I need to post to get this off my chest! **EDIT to answer repeated questions**
Met FWB 6 months ago when I started a new job. We work together and have been sleeping together for the past 3 months. I know he's married and he has been for the past 8 years. He has 2 kids but is unhappy with his wife. He claims to be seperated but he still wears his ring.
When we are work together we are just co workers but outside of work when we are together its different. No one in our personal lives know about the other person because there is no reason for them to know. We use condoms every time we have sex except one time when he pulled out.
He bought a pack of condoms the other night. We used one and I have the other 2 because he didn't want to put them in his car and run the risk of someone finding them. Earlier tonight I put needleholes in one of the condom packets. Felt guilty about it so I threw it away. I know its wrong to trap someone like that and it wouldnt even be a trap because we've talked about this before.
I told him that IF I were to ever get pregnant the child would be my responsiblilty and he could just continue on with his life as planned. He doesn't plan on staying in this state much longer so in the even that I did get pregnant I wouldn't tell him because I wouldn't want him to stay just for a baby he didn't want in the 1st place.
I think he is starting to catch feelings for me though. The other night at work he asked me if I was catching feelings for him and I told him the truth which is no. He looked at me kind of funny like he thought it was strange that I didnt have feelings for him.I have no feelings for him whatsoever because I know that we will NEVER be together so no use in falling all in love or whatever. We are friends with benefits nothing more nothing less.

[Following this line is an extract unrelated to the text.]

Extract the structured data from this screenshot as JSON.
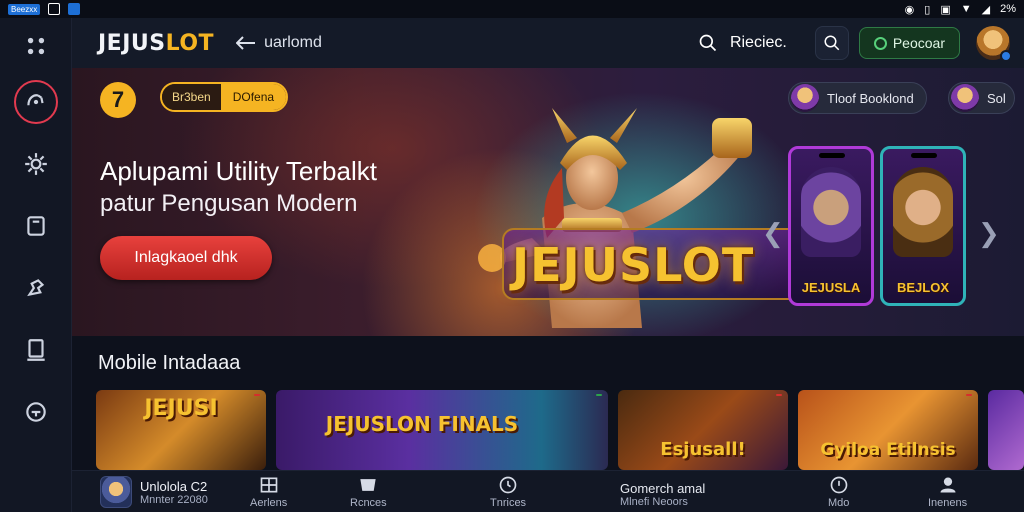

EDIT: Having a child by him would be for my benefit. I am 24 years old and a single mom of one (7 yr old ds) I am not in a relationship and am not looking for one as I am too busy right now to entertain one. I am in college online, I have a job and just got hired for a 2nd job which I start in about 2 weeks. I also have my ds so bf/gf relationship wouldn't wrk for me right now.
I have no feelings for him because I know that he is married (although separated) he still wears his ring at work to keep appearances. No one knows about him in my life and no one knows about me in his life. We are each others secret. At work we are co-workers nothing more nothing less. Outside of work for about an hour we are lovers. The rest of the day we are forgotten thoughts to each other.
I don't come home fantasizing about him, wishing we were together. This is strictly sexually. Nothing more nothing less.